Peygamber Aleyhisselam, mescitte toplanmış Medineli Müslüman kadınlara nasihat ediyordu. Onlardan bela ve musibetlere karşı sabırlı olmalarını istiyor; bela ve musibetlere en çok Peygamberlerin, velilerin ve salih kulların uğradığını anlatıyordu.

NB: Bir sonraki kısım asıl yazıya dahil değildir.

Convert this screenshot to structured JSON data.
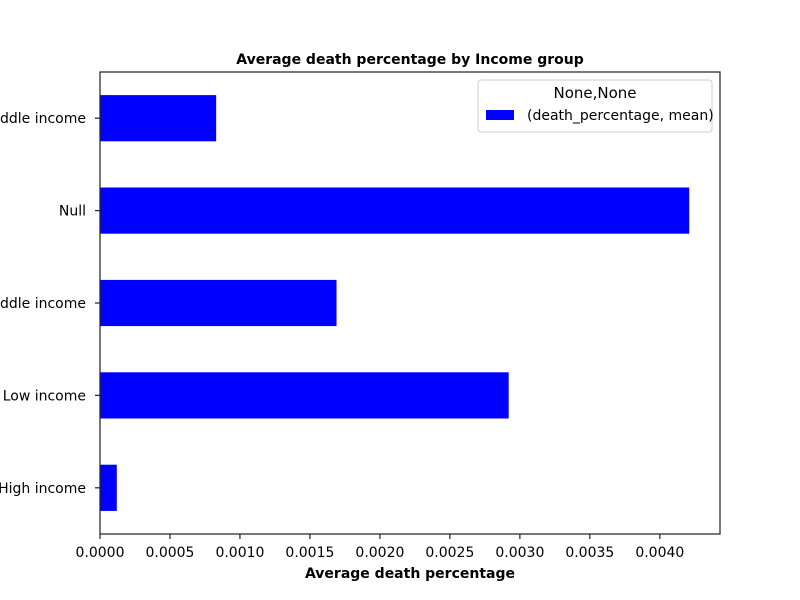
{
  "chart_data": {
    "type": "bar",
    "orientation": "horizontal",
    "title": "Average death percentage by Income group",
    "xlabel": "Average death percentage",
    "ylabel": "",
    "categories": [
      "High income",
      "Low income",
      "Lower middle income",
      "Null",
      "Upper middle income"
    ],
    "category_labels_visible": [
      "High income",
      "Low income",
      "iddle income",
      "Null",
      "iddle income"
    ],
    "series": [
      {
        "name": "(death_percentage, mean)",
        "color": "#0000ff",
        "values": [
          0.00012,
          0.00292,
          0.00169,
          0.00421,
          0.00083
        ]
      }
    ],
    "xlim": [
      0,
      0.00443
    ],
    "x_ticks": [
      "0.0000",
      "0.0005",
      "0.0010",
      "0.0015",
      "0.0020",
      "0.0025",
      "0.0030",
      "0.0035",
      "0.0040"
    ],
    "x_tick_values": [
      0,
      0.0005,
      0.001,
      0.0015,
      0.002,
      0.0025,
      0.003,
      0.0035,
      0.004
    ],
    "legend": {
      "title": "None,None",
      "placement": "top-right"
    },
    "grid": false
  }
}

Kısacası Yüce Allah sevdiklerini acılara uğratıyordu. Onların sabırlarını ölçüp derecelerini yükseltmek için...
Peygamber sözlerine kulak veren sahabi bayanlardan biri gözlerini yummuş, derin düşüncelere dalmıştı. Keder ve üzüntüden yüzü solmuş, dudakları ağlamaklı olmuştu.
Peygamber Aleyhisselam konuşmasını bitirince sahabi bayan hemen ayağa kalktı, örtüsüne sıkıca büründü, kimseyle vedalaşmadan, diğer hanım sahabilerin şaşkın bakışları arasında hızlı adımlarla mescidi terk etti. Sokakta da hiç oyalanmadı. Doğruca eve yöneldi.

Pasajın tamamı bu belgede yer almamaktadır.